When covalent BTK inhibitors are no longer an option, noncovalent BTK inhibitors that are highly selective for BTK can reestablish response and propel the care of patients with R/R MCL and CLL forward. Efficacy of BTK inhibition delivered via noncovalent BTK inhibition could permit patients with B-cell malignancies to further extend the clinical benefit delivered via BTK inhibition by permitting the sequential use of inhibitors that bind by means of both covalent and noncovalent mechanisms.

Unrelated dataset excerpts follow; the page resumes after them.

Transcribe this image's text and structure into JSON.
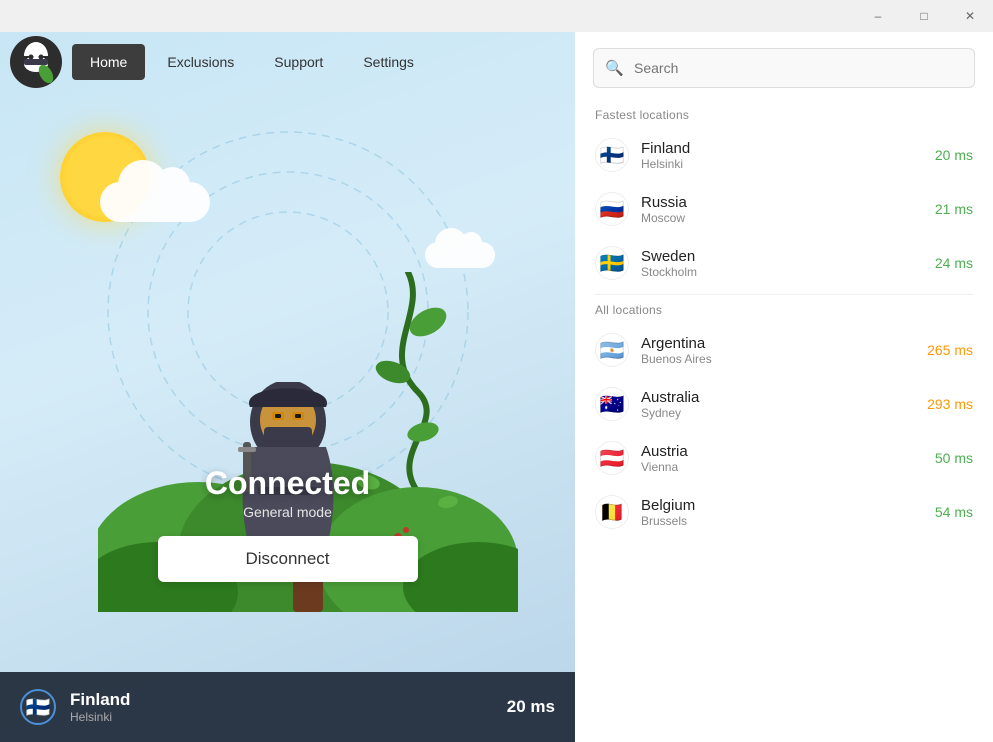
{
  "titlebar": {
    "minimize_label": "–",
    "maximize_label": "□",
    "close_label": "✕"
  },
  "nav": {
    "home_label": "Home",
    "exclusions_label": "Exclusions",
    "support_label": "Support",
    "settings_label": "Settings"
  },
  "hero": {
    "status": "Connected",
    "mode": "General mode",
    "disconnect_label": "Disconnect"
  },
  "bottom_bar": {
    "country": "Finland",
    "city": "Helsinki",
    "ping": "20 ms",
    "flag": "🇫🇮"
  },
  "search": {
    "placeholder": "Search"
  },
  "fastest_section": {
    "label": "Fastest locations"
  },
  "all_section": {
    "label": "All locations"
  },
  "fastest_locations": [
    {
      "country": "Finland",
      "city": "Helsinki",
      "ping": "20 ms",
      "ping_class": "ping-fast",
      "flag": "🇫🇮"
    },
    {
      "country": "Russia",
      "city": "Moscow",
      "ping": "21 ms",
      "ping_class": "ping-fast",
      "flag": "🇷🇺"
    },
    {
      "country": "Sweden",
      "city": "Stockholm",
      "ping": "24 ms",
      "ping_class": "ping-fast",
      "flag": "🇸🇪"
    }
  ],
  "all_locations": [
    {
      "country": "Argentina",
      "city": "Buenos Aires",
      "ping": "265 ms",
      "ping_class": "ping-medium",
      "flag": "🇦🇷"
    },
    {
      "country": "Australia",
      "city": "Sydney",
      "ping": "293 ms",
      "ping_class": "ping-medium",
      "flag": "🇦🇺"
    },
    {
      "country": "Austria",
      "city": "Vienna",
      "ping": "50 ms",
      "ping_class": "ping-fast",
      "flag": "🇦🇹"
    },
    {
      "country": "Belgium",
      "city": "Brussels",
      "ping": "54 ms",
      "ping_class": "ping-fast",
      "flag": "🇧🇪"
    }
  ]
}
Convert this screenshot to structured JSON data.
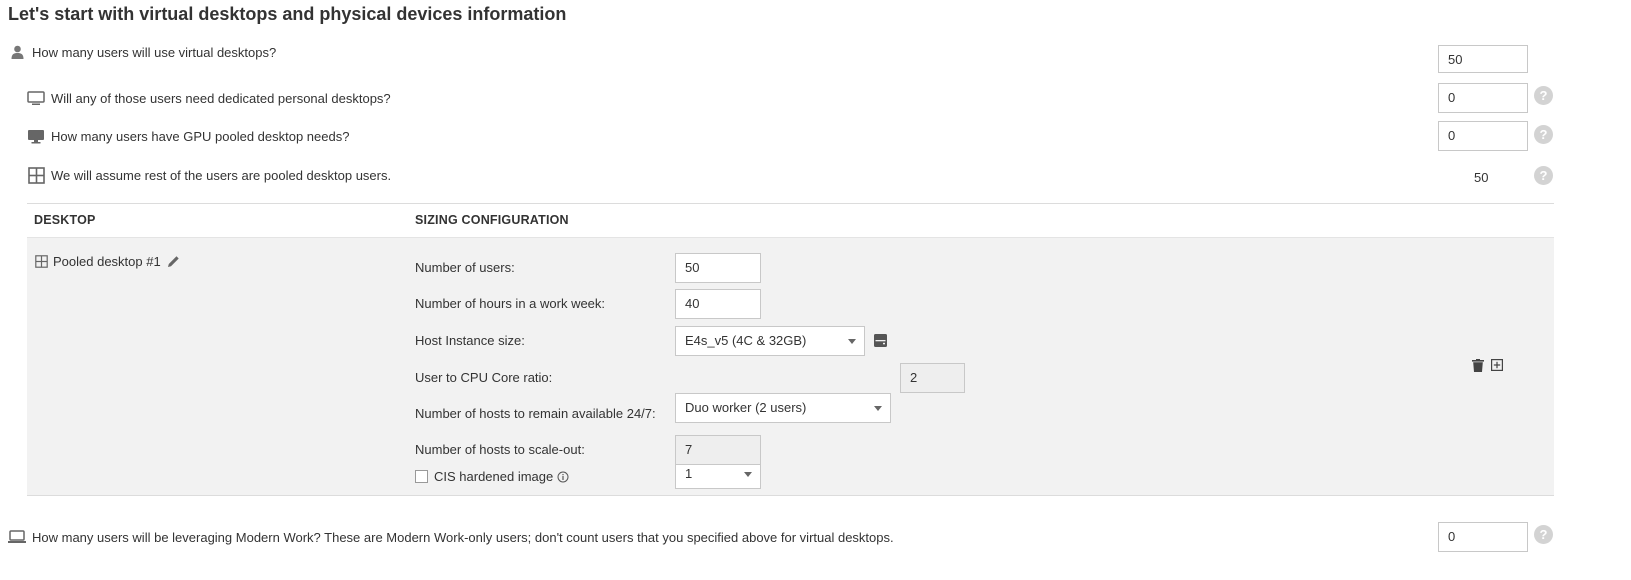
{
  "title": "Let's start with virtual desktops and physical devices information",
  "questions": {
    "total_users": {
      "label": "How many users will use virtual desktops?",
      "value": "50",
      "icon": "user-icon"
    },
    "dedicated": {
      "label": "Will any of those users need dedicated personal desktops?",
      "value": "0",
      "icon": "monitor-icon"
    },
    "gpu": {
      "label": "How many users have GPU pooled desktop needs?",
      "value": "0",
      "icon": "monitor-filled-icon"
    },
    "pooled": {
      "label": "We will assume rest of the users are pooled desktop users.",
      "value": "50",
      "icon": "grid-icon"
    },
    "modern_work": {
      "label": "How many users will be leveraging Modern Work? These are Modern Work-only users; don't count users that you specified above for virtual desktops.",
      "value": "0",
      "icon": "laptop-icon"
    }
  },
  "help_symbol": "?",
  "table": {
    "col_desktop": "DESKTOP",
    "col_sizing": "SIZING CONFIGURATION"
  },
  "desktop": {
    "name": "Pooled desktop #1",
    "fields": {
      "users_label": "Number of users:",
      "users_value": "50",
      "hours_label": "Number of hours in a work week:",
      "hours_value": "40",
      "instance_label": "Host Instance size:",
      "instance_value": "E4s_v5 (4C & 32GB)",
      "ratio_label": "User to CPU Core ratio:",
      "ratio_value": "Duo worker (2 users)",
      "ratio_number": "2",
      "avail_label": "Number of hosts to remain available 24/7:",
      "avail_value": "1",
      "scale_label": "Number of hosts to scale-out:",
      "scale_value": "7",
      "cis_label": "CIS hardened image"
    }
  },
  "colors": {
    "panel": "#f2f2f2",
    "help": "#d3d3d3",
    "text": "#333333"
  }
}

Which of your patients are best suited for treatment with noncovalent BTK inhibitors?

  • 2yr
    I use a non covalent btk in the third line setting after covalent btk and bcl2
  • 2yr
    OVerall car-t ability to be deilivered in outpatient non-academic centers will allow us to help more patients
  • 2yr
    we like all options a lot as pt benefit a lot, btk is way to go
  • 2yr
    Patients who have progressed on covalent BTK inhibitors,not candidates for CART or as bridging therapy to CART also
  • 2yr
    i would offer to relapsed ,cll,or mantle cell patients who progress on covalent btk or intolerant. i would also offer it to those patients on later lines like 3rd or later who have progressed and are not willing to take more aggressive IV therapy or CAR-T
  • 2yr
    I agree noncovalent BTI good option but why not CART
  • 2yr
    I think non-covalent BTKI's are a great option for MCL/CLL patients who become intolerant to second gen covalent BTKi's or who progress on them. It seems to be an excellent way to continue a tolerable and convenient oral regimen without having to change up the patients lifestyle or tox profile too much. Patients will appreciate the ability to continue on the BTKi mechanism as long as they can
  • 2yr
    Would consider non covalent BTki for pts previously treated with CoValent BTK inhibitors and found to be resistant or intolerant. Non-Covalent BTK inhibitors could be used before [for bridging ]or for relapse after CAR-T therapy
  • 2yr
    So am getting more convinced those on Imbruvica should be switched due to sudden cardiac deaths from cardiac arrhythmia. Better to switch to next gen BTK.
  • 2yr
    If noncovalent more effective and no more toxic, then why not use first?
  • 2yr
    it makes one wonder why not use most effective first.
  • 2yr
    Patients who progressed on covalent BTK inhibitors, as well as prior covalent BTK inhibitors and BCL2 inhibitors, post CAR-T cell therapy or bridging to CAR-T cell therapy can be considered for non-covalent and reversible BTK inhibitors.
  • 2yr
    If a pt had a durable response to a covalent, I would be more inclined to use a non-covalent BTKi. However, I may not want to use the non-covalent BTKi immediately after the covalent BTKi if there are other treatment options available (i.e venetoclax obinutuzumab in CLL).
  • 2yr
    patients who have progressed on covalent BTK inhibitors in second line are candidates for non-covalent BTk, if they cannot get CAR-T therapy. patients also who have progressed on BTK, CAR-T therapy are excellent candidates for non-covalent BTK inhibtors
  • 2yr
    Any patient who progressed on a covalent BTK and a Bcl2 inhibitor
  • 2yr
    Patients who progressed after ibrutinib or acalabrutinib can be placed on a non covalent btk at progression or rechallanged after a bcl2 inhibitor as well.
  • 2yr
    upon rogression on covalent BTK inhibitors noncovalent BTK inhibitors ar estill efficacious in r/r/ cll and mcl and likely other b cell malignancies.

  • 2yr
    A patient already exposed (especially recently) to a BTK should and can get a non-covalent BTK (like pirobrutinib) as the next line of therapy
  • 2yr
    pts with relapsed ,cll,or mantle cell who progress on covalent btk are candidates for non covalent btk
  • 2yr
    Patients in pretreated BTK inhibitors in the 3rd line setting, or possibly in 4th line post BTK and CAR-T therapy, are all eligible for the noncovalent inhibitor
  • 2yr
    Patients with relapsed mantle cell lymphoma previously treated with a covalent BTk-i who are felt not to be a candidate for Car-t cell therapy, or even as Bridge therapy for patient who progressed on covalent btk-I and are awaiting CAR-t cell therapy. Additionally, I see a role for noncovalent BtKI in patient who have progressed post Car.